The novella is short by nature and the chilling tale makes for a quick read. But though the page count is thin, James' writing is rich. Some of the key questions to consider when reading The Turn of the Screw include:
  • Are the ghosts real?
  • How reliable is the governess as a narrator?
  • What is the nature of the children's corruption by Quint and Miss Jessel?
  • Do they maintain any innocence?
In Claire Seymour's controversial analysis, The Operas of Benjamin Britten: Expression and Evasion, she discusses potential reasons Britten might have been attracted to the story, based on patterns in his other operas:
  • themes of innocence and experience
  • battle of good vs. evil, with a morally ambiguous moderator in between
  • no moral absolutes, James' texts offers an "unstable ethical field"
  • the novella is "full of emptiness", literally and metaphorically, which invites a theatrical version to fill in gaps
If you know the text, perhaps you will contend some of these assumptions.
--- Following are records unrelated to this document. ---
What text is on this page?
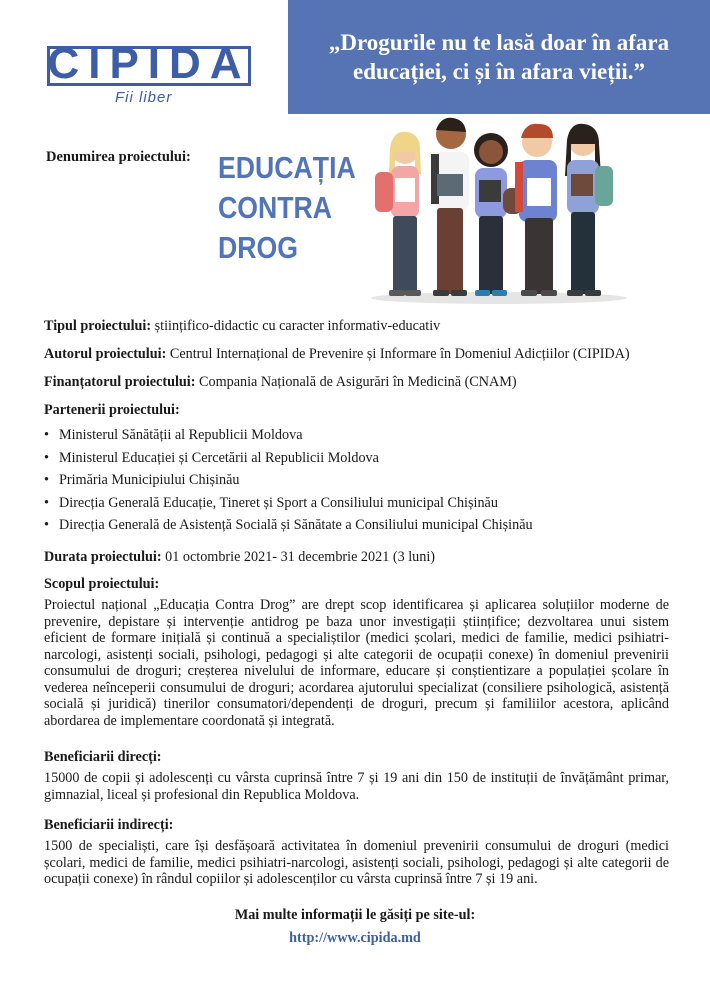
„Drogurile nu te lasă doar în afara educației, ci și în afara vieții.”
CIPIDA
Fii liber
Denumirea proiectului: EDUCAȚIA
CONTRA
DROG
Tipul proiectului: științifico-didactic cu caracter informativ-educativ
Autorul proiectului: Centrul Internațional de Prevenire și Informare în Domeniul Adicțiilor (CIPIDA)
Finanțatorul proiectului: Compania Națională de Asigurări în Medicină (CNAM)
Partenerii proiectului:
• Ministerul Sănătății al Republicii Moldova
• Ministerul Educației și Cercetării al Republicii Moldova
• Primăria Municipiului Chișinău
• Direcția Generală Educație, Tineret și Sport a Consiliului municipal Chișinău
• Direcția Generală de Asistență Socială și Sănătate a Consiliului municipal Chișinău
Durata proiectului: 01 octombrie 2021- 31 decembrie 2021 (3 luni)
Scopul proiectului:
Proiectul național „Educația Contra Drog” are drept scop identificarea și aplicarea soluțiilor moderne de prevenire, depistare și intervenție antidrog pe baza unor investigații științifice; dezvoltarea unui sistem eficient de formare inițială și continuă a specialiștilor (medici școlari, medici de familie, medici psihiatri-narcologi, asistenți sociali, psihologi, pedagogi și alte categorii de ocupații conexe) în domeniul prevenirii consumului de droguri; creșterea nivelului de informare, educare și conștientizare a populației școlare în vederea neînceperii consumului de droguri; acordarea ajutorului specializat (consiliere psihologică, asistență socială și juridică) tinerilor consumatori/dependenți de droguri, precum și familiilor acestora, aplicând abordarea de implementare coordonată și integrată.
Beneficiarii direcți:
15000 de copii și adolescenți cu vârsta cuprinsă între 7 și 19 ani din 150 de instituții de învățământ primar, gimnazial, liceal și profesional din Republica Moldova.
Beneficiarii indirecți:
1500 de specialiști, care își desfășoară activitatea în domeniul prevenirii consumului de droguri (medici școlari, medici de familie, medici psihiatri-narcologi, asistenți sociali, psihologi, pedagogi și alte categorii de ocupații conexe) în rândul copiilor și adolescenților cu vârsta cuprinsă între 7 și 19 ani.
Mai multe informații le găsiți pe site-ul:
http://www.cipida.md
But either way, in transferring this particular work to the stage, Britten and his librettist Myfanwy Piper faced numerous difficult decisions right from the start. For one, Britten decided almost immediately that the ghosts were real, and in the opera they are characters with fully articulated words and music, even though they do not speak in the book. Would another interpretation have worked on stage?
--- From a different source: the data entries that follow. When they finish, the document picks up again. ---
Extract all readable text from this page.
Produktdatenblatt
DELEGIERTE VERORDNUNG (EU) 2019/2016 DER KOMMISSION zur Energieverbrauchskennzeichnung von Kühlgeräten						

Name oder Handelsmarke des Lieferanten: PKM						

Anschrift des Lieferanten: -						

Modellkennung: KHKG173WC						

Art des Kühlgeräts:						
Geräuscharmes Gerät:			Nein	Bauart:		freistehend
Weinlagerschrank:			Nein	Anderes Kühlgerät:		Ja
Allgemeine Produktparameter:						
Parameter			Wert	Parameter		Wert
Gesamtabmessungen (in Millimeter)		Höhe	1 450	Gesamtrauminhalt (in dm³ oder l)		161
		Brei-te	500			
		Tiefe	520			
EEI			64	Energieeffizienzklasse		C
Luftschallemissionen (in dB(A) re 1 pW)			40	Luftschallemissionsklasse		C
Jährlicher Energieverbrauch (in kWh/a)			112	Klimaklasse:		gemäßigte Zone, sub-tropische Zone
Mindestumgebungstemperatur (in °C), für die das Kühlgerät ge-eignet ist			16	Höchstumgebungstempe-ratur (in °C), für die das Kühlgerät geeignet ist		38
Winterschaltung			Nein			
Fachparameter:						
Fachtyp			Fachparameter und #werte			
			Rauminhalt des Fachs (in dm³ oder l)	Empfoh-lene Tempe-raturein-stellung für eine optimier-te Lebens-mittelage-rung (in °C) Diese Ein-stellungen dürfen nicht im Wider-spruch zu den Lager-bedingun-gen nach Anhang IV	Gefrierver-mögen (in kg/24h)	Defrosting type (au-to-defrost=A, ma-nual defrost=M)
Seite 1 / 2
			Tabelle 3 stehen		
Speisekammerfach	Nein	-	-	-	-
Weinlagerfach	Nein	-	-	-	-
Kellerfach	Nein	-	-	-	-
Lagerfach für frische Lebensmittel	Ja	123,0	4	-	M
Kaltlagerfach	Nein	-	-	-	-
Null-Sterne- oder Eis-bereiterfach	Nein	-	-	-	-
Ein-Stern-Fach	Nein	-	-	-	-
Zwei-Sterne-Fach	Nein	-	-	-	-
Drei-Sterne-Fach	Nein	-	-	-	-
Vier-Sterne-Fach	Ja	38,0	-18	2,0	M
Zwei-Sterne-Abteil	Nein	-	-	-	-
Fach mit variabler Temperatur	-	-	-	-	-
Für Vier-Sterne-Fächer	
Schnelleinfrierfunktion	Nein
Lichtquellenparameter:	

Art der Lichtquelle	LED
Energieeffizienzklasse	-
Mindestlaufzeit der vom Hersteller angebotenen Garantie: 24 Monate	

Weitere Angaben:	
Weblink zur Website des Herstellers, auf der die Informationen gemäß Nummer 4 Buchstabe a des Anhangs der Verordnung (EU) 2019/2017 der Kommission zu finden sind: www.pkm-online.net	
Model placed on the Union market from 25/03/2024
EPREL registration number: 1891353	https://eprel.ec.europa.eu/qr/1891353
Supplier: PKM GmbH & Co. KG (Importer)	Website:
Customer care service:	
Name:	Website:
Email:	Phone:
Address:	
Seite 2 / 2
This and more, next Saturday, January 16th, at the Sequoya Library meeting room, 2 p.m.

Helpful links:

Monday, January 4, 2010

Best of 2009: Carmen and Faust make Madison lists

Happy 2010! What better news to start the new year than finding Madison Opera on local "Best of" lists for 2009?

Lindsay Christians of 77 Square noted Carmen on her "Best of the arts 2009" list:

I noticed many groups of opera newbies at Madison Opera’s sold-out “Carmen,” a fantastic production featuring Katharine Goeldner in the lead. As an introduction to opera, this production of Georges Bizet’s “Carmen” was a treat, with familiar melodies, passionate characters and a saturated color palette in sets and costumes.
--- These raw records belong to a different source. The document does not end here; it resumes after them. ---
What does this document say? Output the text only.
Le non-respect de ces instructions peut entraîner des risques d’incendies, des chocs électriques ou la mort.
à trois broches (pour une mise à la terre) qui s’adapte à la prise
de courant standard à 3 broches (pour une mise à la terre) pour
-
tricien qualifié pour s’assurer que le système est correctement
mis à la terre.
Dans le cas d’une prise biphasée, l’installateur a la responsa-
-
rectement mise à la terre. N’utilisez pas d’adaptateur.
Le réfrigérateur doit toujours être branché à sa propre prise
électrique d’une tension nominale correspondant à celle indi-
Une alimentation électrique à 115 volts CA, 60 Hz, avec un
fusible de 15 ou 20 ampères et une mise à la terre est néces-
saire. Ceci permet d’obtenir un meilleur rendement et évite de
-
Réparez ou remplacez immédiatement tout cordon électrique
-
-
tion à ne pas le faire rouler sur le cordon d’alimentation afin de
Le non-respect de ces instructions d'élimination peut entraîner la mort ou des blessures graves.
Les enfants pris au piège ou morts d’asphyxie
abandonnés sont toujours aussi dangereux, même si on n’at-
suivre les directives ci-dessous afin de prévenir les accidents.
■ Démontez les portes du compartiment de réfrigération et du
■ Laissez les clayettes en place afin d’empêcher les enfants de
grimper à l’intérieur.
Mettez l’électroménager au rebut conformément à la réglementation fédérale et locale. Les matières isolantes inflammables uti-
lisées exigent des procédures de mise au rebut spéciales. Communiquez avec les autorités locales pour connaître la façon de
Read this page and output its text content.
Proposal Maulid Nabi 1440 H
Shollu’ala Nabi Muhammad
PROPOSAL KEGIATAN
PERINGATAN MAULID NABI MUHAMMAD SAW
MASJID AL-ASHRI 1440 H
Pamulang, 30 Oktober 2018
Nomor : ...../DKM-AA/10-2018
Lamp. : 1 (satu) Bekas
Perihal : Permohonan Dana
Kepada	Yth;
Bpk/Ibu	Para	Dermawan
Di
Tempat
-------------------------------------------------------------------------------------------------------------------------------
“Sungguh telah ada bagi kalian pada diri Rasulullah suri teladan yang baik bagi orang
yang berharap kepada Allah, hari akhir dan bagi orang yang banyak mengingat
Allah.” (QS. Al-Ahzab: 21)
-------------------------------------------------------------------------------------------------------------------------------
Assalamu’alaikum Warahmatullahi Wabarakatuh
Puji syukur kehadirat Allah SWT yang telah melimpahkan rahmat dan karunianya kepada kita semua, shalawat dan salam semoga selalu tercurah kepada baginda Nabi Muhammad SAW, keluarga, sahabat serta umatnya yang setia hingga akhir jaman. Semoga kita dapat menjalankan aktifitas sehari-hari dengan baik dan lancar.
While the leads (including Adam Diegel and Hyung Yun) were uniformly gifted, I was most impressed with Candace Evans’ smoothly integrated direction and the strength of the supporting cast. Madison Opera has set the bar high for future performances, which can only mean good things in 2010.

Marc Eisen of The Isthmus included Madison Opera's Faust from May in his "Favorite concerts of 2009" column:

I'm a fool when it comes to opera. I love the sound of the music, and that's pretty much it. The lyrics seldom interest me, and the plots, with their creaky Brady Bunch lameness, can be wincingly bad. (True confession: I fell asleep at the Lyric Opera's humdrum, zzz-inducing Cavalleria Rusticana and Pagliacci double bill in February.) But, wow, the Faust legend! Now, that's a story worthy of the Greeks. What can be more primal than a bitter old man trading his soul to the devil for a return to youth and a chance for sex with a young woman, whom he leaves pregnant and abandoned? (Today, we have a pill to facilitate that devilish transaction.)

The plot got me, and so did the cast and staging by director Bernard Uzan. I scribbled in my notes that Mexican tenor David Lomeli, as Faust, is destined for greatness. Bass-baritone David Pittsinger's Mephistopheles was ominous and unsettling, practically scary. The third act featured a shocking scene of Satan getting the best of a wimpy Christ who steps down from the cross. Bad move, Jesus. I'm surprised Bishop Morlino wasn't out front picketing.

Opera that makes you think is rare. This was a great night for the Madison Opera.